BACKGROUND AND OBJECTIVE: Metabolic bone disease is frequent in chronic intestinal failure. Because fluoride has a major effect on bones, the status of both fluoride and bone was studied in long-term home parenteral nutrition (HPN) patients. DESIGN: We studied 31 adults aged (x +/- SD) 56.3 +/- 15.1 y, mainly patients with short-bowel syndrome, who had been receiving HPN for >1 y. Bone mineral density (BMD) was measured by absorptiometry, and serum fluoride was measured by using a fluoride-sensitive electrode. All patients ate and drank ad libitum. HPN (3.4 +/- 1.2 times/wk) complemented oral nutrition. Potential explicative factors were estimated by using a linear regression model (mixed-effects model).
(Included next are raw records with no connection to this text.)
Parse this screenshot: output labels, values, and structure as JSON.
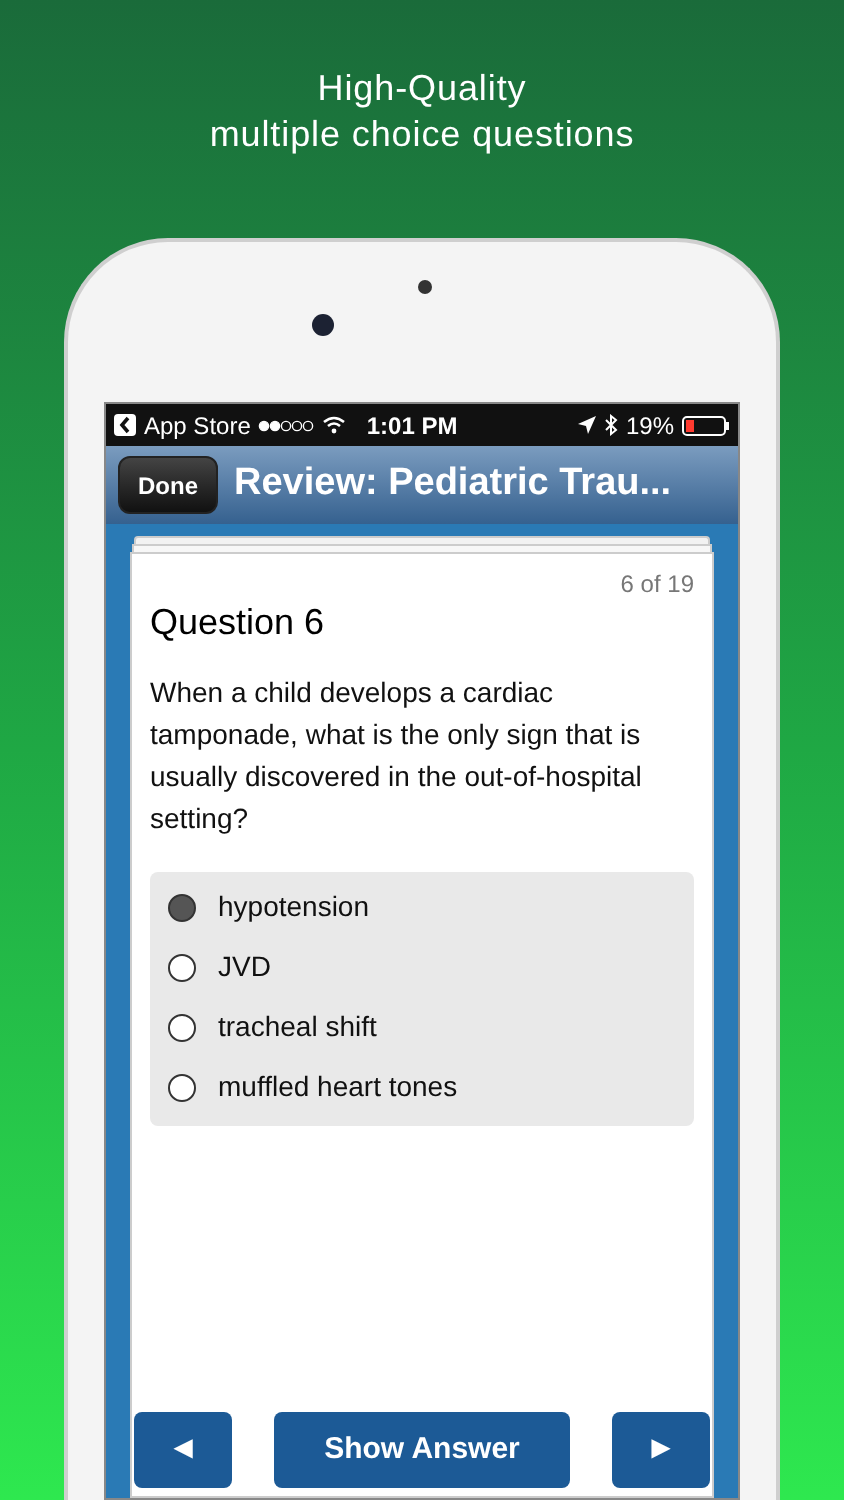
{
  "headline": [
    "High-Quality",
    "multiple choice questions"
  ],
  "status_bar": {
    "back_label": "App Store",
    "time": "1:01 PM",
    "battery": "19%"
  },
  "nav": {
    "done_button": "Done",
    "title": "Review: Pediatric Trau..."
  },
  "question": {
    "counter": "6 of 19",
    "title": "Question 6",
    "text": "When a child develops a cardiac tamponade, what is the only sign that is usually discovered in the out-of-hospital setting?"
  },
  "options": [
    {
      "label": "hypotension",
      "selected": true
    },
    {
      "label": "JVD",
      "selected": false
    },
    {
      "label": "tracheal shift",
      "selected": false
    },
    {
      "label": "muffled heart tones",
      "selected": false
    }
  ],
  "buttons": {
    "previous": "◄",
    "show_answer": "Show Answer",
    "next": "►"
  }
}
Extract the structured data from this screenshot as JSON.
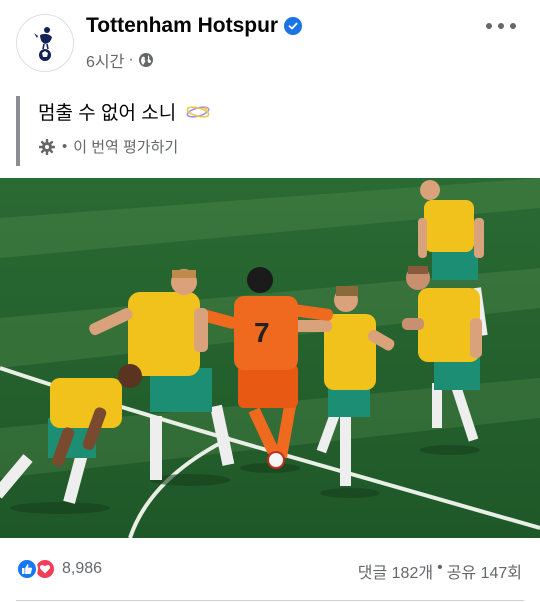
{
  "post": {
    "author": "Tottenham Hotspur",
    "time": "6시간",
    "separator": "·",
    "caption": "멈출 수 없어 소니",
    "translation_note_separator": "•",
    "translation_rate": "이 번역 평가하기"
  },
  "icons": {
    "avatar": "tottenham-crest-icon",
    "verified": "verified-badge-icon",
    "privacy": "globe-icon",
    "more": "more-options-icon",
    "caption_emoji": "dizzy-emoji-icon",
    "translate_settings": "gear-icon",
    "like_reaction": "like-reaction-icon",
    "love_reaction": "love-reaction-icon"
  },
  "footer": {
    "reaction_count": "8,986",
    "comments": "댓글 182개",
    "stats_separator": "•",
    "shares": "공유 147회"
  },
  "colors": {
    "verified": "#1b74e4",
    "like": "#1877f2",
    "love": "#f33e58",
    "pitch": "#2f6b34",
    "australia_kit": "#f1c21b",
    "korea_kit": "#ef6a1e"
  }
}
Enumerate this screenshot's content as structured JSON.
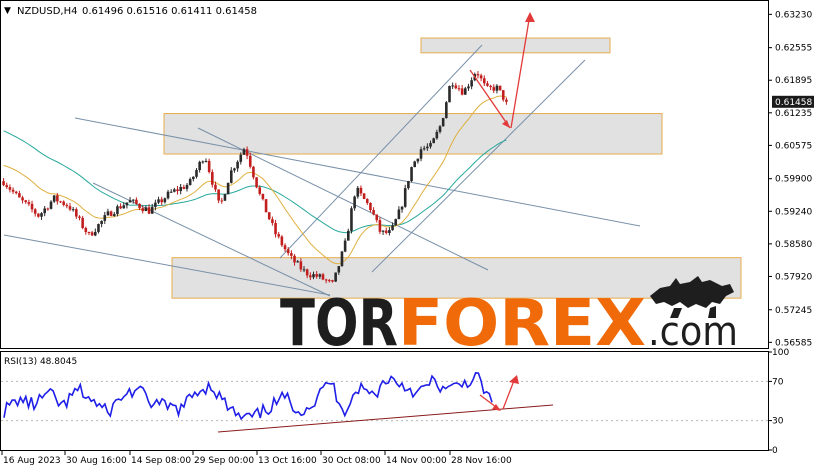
{
  "header": {
    "symbol": "NZDUSD,H4",
    "quote": "0.61496 0.61516 0.61411 0.61458",
    "arrow": "▼"
  },
  "colors": {
    "candle_up": "#2a2a2a",
    "candle_down": "#c21e1e",
    "ma_fast": "#e0b040",
    "ma_slow": "#28a89c",
    "trend_line": "#7890a8",
    "zone_fill": "#dcdcdc",
    "zone_border": "#e6ac4e",
    "arrow": "#e23a3a",
    "rsi_line": "#1f1fe8",
    "rsi_trend": "#8a1a1a",
    "brand_dark": "#1e1e1e",
    "brand_accent": "#f06a0a",
    "price_box": "#1a1a1a"
  },
  "logo": {
    "prefix": "TOR",
    "main": "FOREX",
    "suffix": ".com",
    "icon": "bull-bear-icon"
  },
  "rsi": {
    "label": "RSI(13) 48.8045"
  },
  "current_price_label": "0.61458",
  "chart_data": [
    {
      "type": "candlestick",
      "title": "NZDUSD,H4",
      "ylim": [
        0.5645,
        0.635
      ],
      "y_ticks": [
        "0.63230",
        "0.62555",
        "0.61895",
        "0.61235",
        "0.60575",
        "0.59900",
        "0.59240",
        "0.58580",
        "0.57920",
        "0.57245",
        "0.56585"
      ],
      "y_tick_values": [
        0.6323,
        0.62555,
        0.61895,
        0.61235,
        0.60575,
        0.599,
        0.5924,
        0.5858,
        0.5792,
        0.57245,
        0.56585
      ],
      "x_ticks": [
        "16 Aug 2023",
        "30 Aug 16:00",
        "14 Sep 08:00",
        "29 Sep 00:00",
        "13 Oct 16:00",
        "30 Oct 08:00",
        "14 Nov 00:00",
        "28 Nov 16:00"
      ],
      "current_price": 0.61458,
      "close_anchors": [
        [
          0,
          0.5985
        ],
        [
          0.03,
          0.595
        ],
        [
          0.07,
          0.5915
        ],
        [
          0.1,
          0.595
        ],
        [
          0.13,
          0.5935
        ],
        [
          0.17,
          0.5875
        ],
        [
          0.21,
          0.592
        ],
        [
          0.25,
          0.5945
        ],
        [
          0.29,
          0.5925
        ],
        [
          0.33,
          0.596
        ],
        [
          0.37,
          0.598
        ],
        [
          0.4,
          0.604
        ],
        [
          0.43,
          0.593
        ],
        [
          0.45,
          0.6
        ],
        [
          0.48,
          0.6055
        ],
        [
          0.51,
          0.5955
        ],
        [
          0.54,
          0.588
        ],
        [
          0.57,
          0.583
        ],
        [
          0.6,
          0.58
        ],
        [
          0.63,
          0.579
        ],
        [
          0.655,
          0.5775
        ],
        [
          0.68,
          0.586
        ],
        [
          0.7,
          0.597
        ],
        [
          0.73,
          0.593
        ],
        [
          0.75,
          0.588
        ],
        [
          0.77,
          0.588
        ],
        [
          0.79,
          0.593
        ],
        [
          0.81,
          0.601
        ],
        [
          0.83,
          0.605
        ],
        [
          0.85,
          0.6055
        ],
        [
          0.87,
          0.61
        ],
        [
          0.89,
          0.619
        ],
        [
          0.915,
          0.6165
        ],
        [
          0.94,
          0.621
        ],
        [
          0.96,
          0.617
        ],
        [
          0.98,
          0.6175
        ],
        [
          1.0,
          0.61458
        ]
      ],
      "zones": [
        {
          "from": 0.6245,
          "to": 0.6275,
          "x_start": "28 Nov 16:00"
        },
        {
          "from": 0.604,
          "to": 0.6122,
          "x_start": "29 Sep 00:00"
        },
        {
          "from": 0.5748,
          "to": 0.583,
          "x_start": "29 Sep 00:00"
        }
      ],
      "moving_averages": [
        "fast",
        "slow"
      ],
      "forecast": "bounce from 0.6122 support toward 0.6320"
    },
    {
      "type": "line",
      "title": "RSI(13) 48.8045",
      "ylim": [
        0,
        100
      ],
      "y_ticks": [
        "100",
        "70",
        "30",
        "0"
      ],
      "y_tick_values": [
        100,
        70,
        30,
        0
      ],
      "current_value": 48.8045,
      "series": [
        {
          "values": [
            40,
            52,
            46,
            58,
            44,
            62,
            50,
            38,
            55,
            62,
            48,
            44,
            42,
            60,
            66,
            46,
            32,
            34,
            44,
            54,
            40,
            48,
            72,
            40,
            64,
            56,
            74,
            66,
            58,
            70,
            60,
            68,
            74,
            48
          ]
        }
      ]
    }
  ]
}
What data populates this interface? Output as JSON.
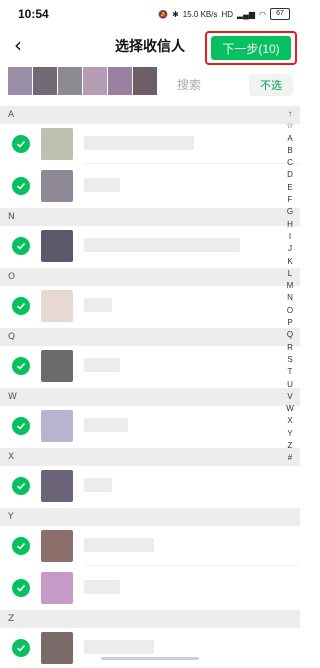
{
  "status_bar": {
    "time": "10:54",
    "battery": "67",
    "network_speed": "15.0 KB/s"
  },
  "header": {
    "title": "选择收信人",
    "next_button": "下一步(10)"
  },
  "search": {
    "placeholder": "搜索",
    "deselect_label": "不选"
  },
  "selected_avatars": [
    "#9a8fa6",
    "#6f6a75",
    "#8d8a93",
    "#b59db4",
    "#9a7fa0",
    "#6c5f68"
  ],
  "sections": [
    {
      "letter": "A",
      "rows": [
        {
          "avatar_color": "#bcc2ae",
          "name_width": 110
        },
        {
          "avatar_color": "#8e8894",
          "name_width": 36
        }
      ]
    },
    {
      "letter": "N",
      "rows": [
        {
          "avatar_color": "#5a5a6a",
          "name_width": 156
        }
      ]
    },
    {
      "letter": "O",
      "rows": [
        {
          "avatar_color": "#e7d9d2",
          "name_width": 28
        }
      ]
    },
    {
      "letter": "Q",
      "rows": [
        {
          "avatar_color": "#6b6b6b",
          "name_width": 36
        }
      ]
    },
    {
      "letter": "W",
      "rows": [
        {
          "avatar_color": "#b9b3d1",
          "name_width": 44
        }
      ]
    },
    {
      "letter": "X",
      "rows": [
        {
          "avatar_color": "#6b6478",
          "name_width": 28
        }
      ]
    },
    {
      "letter": "Y",
      "rows": [
        {
          "avatar_color": "#8c6f6a",
          "name_width": 70
        },
        {
          "avatar_color": "#c59ac8",
          "name_width": 36
        }
      ]
    },
    {
      "letter": "Z",
      "rows": [
        {
          "avatar_color": "#7a6a6a",
          "name_width": 70
        }
      ]
    }
  ],
  "alpha_index": [
    "↑",
    "☆",
    "A",
    "B",
    "C",
    "D",
    "E",
    "F",
    "G",
    "H",
    "I",
    "J",
    "K",
    "L",
    "M",
    "N",
    "O",
    "P",
    "Q",
    "R",
    "S",
    "T",
    "U",
    "V",
    "W",
    "X",
    "Y",
    "Z",
    "#"
  ]
}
RESULTS: Of 120 fluoride dosages (2-6/patient), 102 were above the upper normal limit (1.58 micromol/L) at the laboratory. Mean (+/- SD) daily fluoride supply was 8.03 +/- 7.71 mg (US adequate intake: 3.1 mg/d for women and 3.8 for men; tolerable upper normal limit: 10 mg/d); intravenous fluoride varied from 0.06 to 1.45 mg, and oral fluoride varied from 0.09 to 27.8 mg. Serum fluoride concentrations were correlated with creatinine clearance and fluoride supply. BMD was significantly lower in the femoral neck than in the spinal area. After adjustment for sex and the duration of HPN, only the effect of serum fluoride on spinal BMD was significant. Two patients had symptoms of fluorosis, eg, calcaneum fissures, interosseous calcifications, or femoral neck osteoporosis.
CONCLUSIONS: In chronic intestinal failure, high intakes of fluoride are frequent because of the beverages ingested to compensate for stool losses. Hyperfluoremia has an effect on bone metabolism and may increase skeletal fragility. The consumption of fluoride-rich beverages for extended periods is therefore not advisable.